Training on participatory diagnostic analysis with regards to mainstreaming climate change into water and soil conservation planning

The Global Water Partnership – Mediterranean (GWP-Med) has established a formal agreement with the Department for Planning and Conservation of Agricultural Lands at the Tunisian Ministry of Agriculture towards integrating climate change considerations in water and soil conservation planning, under the WACDEP (Water, Climate & Development) Programme; and in this context, it has entered a very fruitful collaboration with the Ministry, as well as the Regional Department for Agriculture in Bizerte, in Tunisia’s North, using the Douimis Basin in the Bizerte Region as a pilot for the development of the climate change mainstreaming methodology.

In this framework, GWP-Med organized a training for the partner officials from the Regional Department of Agriculture in Bizerte, on 4-6 August 2015, to train them on participatory communication approaches and investigation diagnosis tools. This workshop followed previous training workshops with partner officials from the Ministry of Agriculture and key basin stakeholders that resulted in highlighting important challenges to take into consideration: the engagement of local stakeholders in the water and soil conservation planning in a context characterized by the pressure on natural resources and the lack of income resources that increases this pressure, as well as the importance of the Douimis basin as a future drinking water reservoir at national level. Moreover, the land tenure issue preventing the farmers’ engagement in long term and sustainable development actions, as well as its accentuation due to the selling of inherited lands by the youth migrating to nearby cities to look for jobs, is an important issue. That is why the local society’s participation in the region’s territorial planning was critical, and GWP-Med included its partners in this, briefing them on the methodological requirements of the participatory diagnosis.

During the training’s first part, good practices for a successful questionnaire survey, along an investigator's guide were shared with participants. The participants were familiarized with the structure and the content of innovative socioeconomic questionnaires, which integrate climate change perceptions beyond the socio-economic diagnostic, and discussed their efficiency as a diagnostic tool in support of local governance.

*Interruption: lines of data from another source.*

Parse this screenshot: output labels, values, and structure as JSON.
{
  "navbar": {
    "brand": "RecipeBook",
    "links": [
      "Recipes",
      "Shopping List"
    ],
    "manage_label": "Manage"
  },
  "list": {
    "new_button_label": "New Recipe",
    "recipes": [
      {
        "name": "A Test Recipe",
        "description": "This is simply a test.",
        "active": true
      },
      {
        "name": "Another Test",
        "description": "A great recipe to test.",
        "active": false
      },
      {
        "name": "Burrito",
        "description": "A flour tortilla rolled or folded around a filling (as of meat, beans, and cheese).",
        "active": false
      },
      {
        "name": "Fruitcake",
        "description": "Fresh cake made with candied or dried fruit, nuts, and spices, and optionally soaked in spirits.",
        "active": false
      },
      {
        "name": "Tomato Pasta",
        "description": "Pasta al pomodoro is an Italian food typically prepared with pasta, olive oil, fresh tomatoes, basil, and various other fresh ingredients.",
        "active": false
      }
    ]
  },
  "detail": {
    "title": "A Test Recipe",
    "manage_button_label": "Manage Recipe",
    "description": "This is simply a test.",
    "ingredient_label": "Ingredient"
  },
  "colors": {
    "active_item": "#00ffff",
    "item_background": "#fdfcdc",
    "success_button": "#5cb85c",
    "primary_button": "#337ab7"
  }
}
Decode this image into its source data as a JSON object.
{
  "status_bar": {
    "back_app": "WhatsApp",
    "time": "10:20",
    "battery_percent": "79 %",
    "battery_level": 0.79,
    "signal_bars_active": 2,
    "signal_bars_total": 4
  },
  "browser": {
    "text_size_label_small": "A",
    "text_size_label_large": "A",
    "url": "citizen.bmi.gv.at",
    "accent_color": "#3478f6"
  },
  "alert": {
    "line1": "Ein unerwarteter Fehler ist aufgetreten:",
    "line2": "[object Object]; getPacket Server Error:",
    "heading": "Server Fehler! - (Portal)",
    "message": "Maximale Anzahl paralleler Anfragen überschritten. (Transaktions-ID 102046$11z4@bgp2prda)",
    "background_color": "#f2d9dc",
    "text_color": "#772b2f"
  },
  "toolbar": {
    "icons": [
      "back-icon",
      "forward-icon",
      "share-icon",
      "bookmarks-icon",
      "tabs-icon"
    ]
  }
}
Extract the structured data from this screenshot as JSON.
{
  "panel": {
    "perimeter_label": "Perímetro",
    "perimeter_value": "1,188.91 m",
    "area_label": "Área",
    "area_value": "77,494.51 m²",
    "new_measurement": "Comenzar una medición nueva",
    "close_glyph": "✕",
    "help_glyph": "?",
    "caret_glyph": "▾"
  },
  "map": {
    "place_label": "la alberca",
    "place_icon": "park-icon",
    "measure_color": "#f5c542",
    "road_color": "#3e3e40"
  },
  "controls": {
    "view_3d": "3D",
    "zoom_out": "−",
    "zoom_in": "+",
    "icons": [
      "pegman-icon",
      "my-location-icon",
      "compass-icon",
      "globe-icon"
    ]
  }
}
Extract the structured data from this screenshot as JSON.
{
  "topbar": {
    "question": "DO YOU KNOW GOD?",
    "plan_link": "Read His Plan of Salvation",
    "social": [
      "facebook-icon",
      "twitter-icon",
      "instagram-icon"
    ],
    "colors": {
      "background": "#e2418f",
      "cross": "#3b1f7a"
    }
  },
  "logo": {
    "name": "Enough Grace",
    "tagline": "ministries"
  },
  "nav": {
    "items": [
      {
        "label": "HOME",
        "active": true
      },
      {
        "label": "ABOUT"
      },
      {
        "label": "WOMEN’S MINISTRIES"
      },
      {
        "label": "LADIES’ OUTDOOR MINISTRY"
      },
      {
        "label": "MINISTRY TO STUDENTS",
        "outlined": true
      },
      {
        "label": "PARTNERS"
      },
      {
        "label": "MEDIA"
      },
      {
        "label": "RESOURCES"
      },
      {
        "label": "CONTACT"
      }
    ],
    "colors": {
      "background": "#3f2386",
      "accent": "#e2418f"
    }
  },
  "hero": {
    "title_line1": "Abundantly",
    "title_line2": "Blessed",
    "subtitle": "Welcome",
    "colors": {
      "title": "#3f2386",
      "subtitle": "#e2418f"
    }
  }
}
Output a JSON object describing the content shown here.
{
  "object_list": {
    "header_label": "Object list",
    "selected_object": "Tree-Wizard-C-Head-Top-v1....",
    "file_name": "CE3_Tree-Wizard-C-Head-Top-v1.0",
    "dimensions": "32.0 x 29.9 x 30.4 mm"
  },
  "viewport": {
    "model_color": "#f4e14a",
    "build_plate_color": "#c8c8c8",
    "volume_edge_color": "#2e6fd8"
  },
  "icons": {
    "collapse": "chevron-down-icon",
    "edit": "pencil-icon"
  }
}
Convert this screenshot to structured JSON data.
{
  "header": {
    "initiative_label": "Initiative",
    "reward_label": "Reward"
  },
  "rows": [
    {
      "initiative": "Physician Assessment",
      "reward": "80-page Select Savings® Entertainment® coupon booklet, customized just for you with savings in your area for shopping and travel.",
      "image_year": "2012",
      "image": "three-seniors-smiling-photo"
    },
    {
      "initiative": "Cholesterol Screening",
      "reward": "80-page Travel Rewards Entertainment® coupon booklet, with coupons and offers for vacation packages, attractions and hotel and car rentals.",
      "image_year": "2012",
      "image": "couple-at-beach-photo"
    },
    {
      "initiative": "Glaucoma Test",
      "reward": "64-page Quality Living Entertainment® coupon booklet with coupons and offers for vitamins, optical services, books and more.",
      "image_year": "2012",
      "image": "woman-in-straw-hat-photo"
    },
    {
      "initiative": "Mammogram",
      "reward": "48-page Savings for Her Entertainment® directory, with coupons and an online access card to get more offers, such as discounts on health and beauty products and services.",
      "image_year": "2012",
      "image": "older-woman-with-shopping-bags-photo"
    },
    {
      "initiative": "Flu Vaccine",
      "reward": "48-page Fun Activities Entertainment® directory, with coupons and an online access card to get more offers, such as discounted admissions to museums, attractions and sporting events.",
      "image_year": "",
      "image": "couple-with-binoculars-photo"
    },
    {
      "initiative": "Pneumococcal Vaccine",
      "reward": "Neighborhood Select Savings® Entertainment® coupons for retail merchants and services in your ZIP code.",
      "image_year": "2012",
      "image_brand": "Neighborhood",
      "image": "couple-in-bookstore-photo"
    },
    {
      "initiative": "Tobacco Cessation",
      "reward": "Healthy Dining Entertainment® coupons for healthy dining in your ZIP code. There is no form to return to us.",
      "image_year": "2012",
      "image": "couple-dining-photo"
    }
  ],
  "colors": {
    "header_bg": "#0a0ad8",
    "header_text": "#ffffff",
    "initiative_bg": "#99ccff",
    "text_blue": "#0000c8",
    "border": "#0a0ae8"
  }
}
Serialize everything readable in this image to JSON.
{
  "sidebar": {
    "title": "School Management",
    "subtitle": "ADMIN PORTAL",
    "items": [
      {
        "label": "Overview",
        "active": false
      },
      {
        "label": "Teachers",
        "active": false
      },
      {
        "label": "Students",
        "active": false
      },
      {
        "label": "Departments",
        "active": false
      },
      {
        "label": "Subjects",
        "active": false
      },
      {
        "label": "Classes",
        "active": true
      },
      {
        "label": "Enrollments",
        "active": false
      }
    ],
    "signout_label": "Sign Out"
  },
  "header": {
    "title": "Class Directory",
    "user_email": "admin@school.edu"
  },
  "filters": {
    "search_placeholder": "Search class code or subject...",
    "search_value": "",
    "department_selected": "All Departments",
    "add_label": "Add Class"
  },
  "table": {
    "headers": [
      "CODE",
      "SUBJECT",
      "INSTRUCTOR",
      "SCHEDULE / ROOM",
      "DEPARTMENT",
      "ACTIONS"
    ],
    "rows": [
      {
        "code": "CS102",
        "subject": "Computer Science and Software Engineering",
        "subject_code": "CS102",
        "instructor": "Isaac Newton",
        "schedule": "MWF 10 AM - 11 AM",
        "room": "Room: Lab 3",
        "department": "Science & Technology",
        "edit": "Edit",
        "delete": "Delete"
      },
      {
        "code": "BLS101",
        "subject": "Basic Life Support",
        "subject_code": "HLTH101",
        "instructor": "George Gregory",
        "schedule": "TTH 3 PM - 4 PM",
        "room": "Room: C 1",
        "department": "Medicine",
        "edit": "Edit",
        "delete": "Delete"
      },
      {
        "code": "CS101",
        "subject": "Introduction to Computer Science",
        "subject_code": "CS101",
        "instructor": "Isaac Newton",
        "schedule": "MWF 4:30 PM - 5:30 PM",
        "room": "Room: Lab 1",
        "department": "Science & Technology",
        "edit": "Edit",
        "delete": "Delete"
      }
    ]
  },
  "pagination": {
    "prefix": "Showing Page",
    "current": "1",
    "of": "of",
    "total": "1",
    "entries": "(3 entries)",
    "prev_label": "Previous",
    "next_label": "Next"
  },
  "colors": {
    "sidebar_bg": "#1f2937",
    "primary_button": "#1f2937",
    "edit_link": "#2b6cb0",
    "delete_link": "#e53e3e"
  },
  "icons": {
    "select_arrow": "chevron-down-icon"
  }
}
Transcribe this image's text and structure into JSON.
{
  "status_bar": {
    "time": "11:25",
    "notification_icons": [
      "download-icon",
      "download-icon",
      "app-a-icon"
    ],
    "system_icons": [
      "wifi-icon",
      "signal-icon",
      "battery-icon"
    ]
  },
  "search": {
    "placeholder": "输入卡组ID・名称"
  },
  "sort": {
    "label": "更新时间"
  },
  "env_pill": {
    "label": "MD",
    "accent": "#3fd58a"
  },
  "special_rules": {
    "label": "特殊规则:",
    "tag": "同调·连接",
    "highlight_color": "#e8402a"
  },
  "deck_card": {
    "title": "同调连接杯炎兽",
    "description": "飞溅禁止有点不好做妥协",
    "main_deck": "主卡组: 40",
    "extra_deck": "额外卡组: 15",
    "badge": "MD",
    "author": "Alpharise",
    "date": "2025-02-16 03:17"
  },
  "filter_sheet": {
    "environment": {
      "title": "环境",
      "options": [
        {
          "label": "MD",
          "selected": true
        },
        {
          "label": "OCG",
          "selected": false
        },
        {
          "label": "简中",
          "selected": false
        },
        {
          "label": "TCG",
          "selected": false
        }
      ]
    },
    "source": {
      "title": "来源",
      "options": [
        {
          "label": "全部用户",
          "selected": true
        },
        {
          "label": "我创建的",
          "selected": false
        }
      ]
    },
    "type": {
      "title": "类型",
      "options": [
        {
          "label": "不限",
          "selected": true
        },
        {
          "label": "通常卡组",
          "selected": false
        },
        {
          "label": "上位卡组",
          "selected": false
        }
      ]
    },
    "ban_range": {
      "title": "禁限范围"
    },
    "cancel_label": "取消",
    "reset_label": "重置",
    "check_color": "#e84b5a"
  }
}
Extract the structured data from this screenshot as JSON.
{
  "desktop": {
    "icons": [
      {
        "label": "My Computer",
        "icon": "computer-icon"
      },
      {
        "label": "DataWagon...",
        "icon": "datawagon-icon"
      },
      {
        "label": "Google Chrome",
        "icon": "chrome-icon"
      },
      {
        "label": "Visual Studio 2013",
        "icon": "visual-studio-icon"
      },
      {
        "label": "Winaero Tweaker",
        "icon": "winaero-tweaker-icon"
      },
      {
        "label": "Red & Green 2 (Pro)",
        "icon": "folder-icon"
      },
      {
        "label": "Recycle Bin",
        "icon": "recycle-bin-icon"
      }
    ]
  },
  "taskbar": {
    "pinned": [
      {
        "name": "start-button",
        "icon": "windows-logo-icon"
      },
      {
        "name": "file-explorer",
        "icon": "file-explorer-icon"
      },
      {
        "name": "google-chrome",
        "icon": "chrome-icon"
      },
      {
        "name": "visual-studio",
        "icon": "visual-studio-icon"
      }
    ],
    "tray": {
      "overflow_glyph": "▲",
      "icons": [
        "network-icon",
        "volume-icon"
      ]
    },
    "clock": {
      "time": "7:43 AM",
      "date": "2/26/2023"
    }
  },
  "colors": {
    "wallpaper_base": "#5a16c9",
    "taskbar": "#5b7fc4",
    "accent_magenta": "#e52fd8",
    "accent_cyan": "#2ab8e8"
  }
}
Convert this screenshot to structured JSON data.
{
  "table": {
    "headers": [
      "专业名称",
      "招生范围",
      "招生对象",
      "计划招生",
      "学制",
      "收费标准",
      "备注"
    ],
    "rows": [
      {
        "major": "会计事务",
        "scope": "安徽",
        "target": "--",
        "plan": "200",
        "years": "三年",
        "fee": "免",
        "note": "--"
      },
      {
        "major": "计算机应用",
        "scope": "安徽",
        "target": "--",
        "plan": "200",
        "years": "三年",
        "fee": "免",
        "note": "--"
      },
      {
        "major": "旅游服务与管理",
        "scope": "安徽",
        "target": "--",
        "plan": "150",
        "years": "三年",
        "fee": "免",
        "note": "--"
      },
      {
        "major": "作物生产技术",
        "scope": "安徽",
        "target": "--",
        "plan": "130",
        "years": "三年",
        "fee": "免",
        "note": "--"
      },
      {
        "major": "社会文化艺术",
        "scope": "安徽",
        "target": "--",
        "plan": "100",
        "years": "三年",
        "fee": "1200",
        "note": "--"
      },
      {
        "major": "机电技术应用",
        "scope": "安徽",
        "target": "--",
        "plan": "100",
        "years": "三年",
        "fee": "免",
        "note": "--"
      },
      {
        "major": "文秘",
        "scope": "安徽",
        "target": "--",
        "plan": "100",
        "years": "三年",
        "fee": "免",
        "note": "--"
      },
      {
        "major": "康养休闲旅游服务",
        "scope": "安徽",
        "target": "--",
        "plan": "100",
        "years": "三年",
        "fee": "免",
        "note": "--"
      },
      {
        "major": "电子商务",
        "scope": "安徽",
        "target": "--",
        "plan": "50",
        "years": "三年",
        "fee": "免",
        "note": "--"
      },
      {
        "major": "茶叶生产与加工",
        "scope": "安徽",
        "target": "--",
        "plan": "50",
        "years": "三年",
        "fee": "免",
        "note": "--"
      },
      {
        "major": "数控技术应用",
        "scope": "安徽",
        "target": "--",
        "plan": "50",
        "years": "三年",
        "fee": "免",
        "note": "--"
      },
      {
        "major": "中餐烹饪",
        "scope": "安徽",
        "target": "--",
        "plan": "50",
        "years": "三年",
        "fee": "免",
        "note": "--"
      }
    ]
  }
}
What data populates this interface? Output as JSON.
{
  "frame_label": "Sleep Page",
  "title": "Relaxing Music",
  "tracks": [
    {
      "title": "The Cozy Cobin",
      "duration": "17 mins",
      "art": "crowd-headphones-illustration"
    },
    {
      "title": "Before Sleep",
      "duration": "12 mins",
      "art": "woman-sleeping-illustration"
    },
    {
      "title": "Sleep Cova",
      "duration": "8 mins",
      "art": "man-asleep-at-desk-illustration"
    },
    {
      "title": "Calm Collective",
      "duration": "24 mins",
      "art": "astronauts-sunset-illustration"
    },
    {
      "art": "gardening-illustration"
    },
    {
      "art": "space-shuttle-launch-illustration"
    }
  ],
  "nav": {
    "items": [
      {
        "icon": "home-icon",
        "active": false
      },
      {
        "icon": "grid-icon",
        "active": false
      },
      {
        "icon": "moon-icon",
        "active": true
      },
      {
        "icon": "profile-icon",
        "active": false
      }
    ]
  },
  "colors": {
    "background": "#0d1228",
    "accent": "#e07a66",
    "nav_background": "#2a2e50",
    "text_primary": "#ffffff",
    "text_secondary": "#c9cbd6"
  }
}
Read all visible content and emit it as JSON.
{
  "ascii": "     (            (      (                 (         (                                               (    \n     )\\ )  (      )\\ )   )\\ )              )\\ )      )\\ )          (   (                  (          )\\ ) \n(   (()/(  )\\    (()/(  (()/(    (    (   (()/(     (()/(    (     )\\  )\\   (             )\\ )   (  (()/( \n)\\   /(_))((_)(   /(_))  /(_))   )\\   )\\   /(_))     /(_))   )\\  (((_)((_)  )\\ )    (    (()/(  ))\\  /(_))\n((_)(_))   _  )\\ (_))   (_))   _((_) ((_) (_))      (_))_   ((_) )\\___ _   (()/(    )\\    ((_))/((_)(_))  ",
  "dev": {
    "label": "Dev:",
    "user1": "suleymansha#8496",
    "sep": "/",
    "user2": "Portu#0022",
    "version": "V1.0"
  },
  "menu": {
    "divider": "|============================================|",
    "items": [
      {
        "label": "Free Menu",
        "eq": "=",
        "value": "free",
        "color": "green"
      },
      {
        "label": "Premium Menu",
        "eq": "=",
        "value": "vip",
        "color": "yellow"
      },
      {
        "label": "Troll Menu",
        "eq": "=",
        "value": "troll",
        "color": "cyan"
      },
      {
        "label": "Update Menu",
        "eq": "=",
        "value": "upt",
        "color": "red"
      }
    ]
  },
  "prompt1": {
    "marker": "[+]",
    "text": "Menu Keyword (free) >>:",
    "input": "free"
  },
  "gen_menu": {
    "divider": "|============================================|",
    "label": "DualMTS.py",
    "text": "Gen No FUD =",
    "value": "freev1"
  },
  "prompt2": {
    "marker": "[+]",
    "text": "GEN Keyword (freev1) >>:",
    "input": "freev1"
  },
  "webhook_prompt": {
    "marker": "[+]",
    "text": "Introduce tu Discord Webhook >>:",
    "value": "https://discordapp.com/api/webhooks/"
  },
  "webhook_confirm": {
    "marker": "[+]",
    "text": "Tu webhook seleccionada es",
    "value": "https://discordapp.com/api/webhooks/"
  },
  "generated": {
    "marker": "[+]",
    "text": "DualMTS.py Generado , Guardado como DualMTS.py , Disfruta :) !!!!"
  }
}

The training’s second part was joined – apart from the Regional Department’s officials - by further local authorities’ and stakeholders’ representatives, which has allowed a collaborative coordination of the field mission, as a follow-up to the workshop, aimed at the socioeconomic characterization of the study area and the related vulnerability analysis. Facilitators – stakeholders having participated at the training - mobilized the general public, while the officials contributed to the facilitation of the process, meeting with farmers and conducting interviews based on the questionnaire discussed during the training.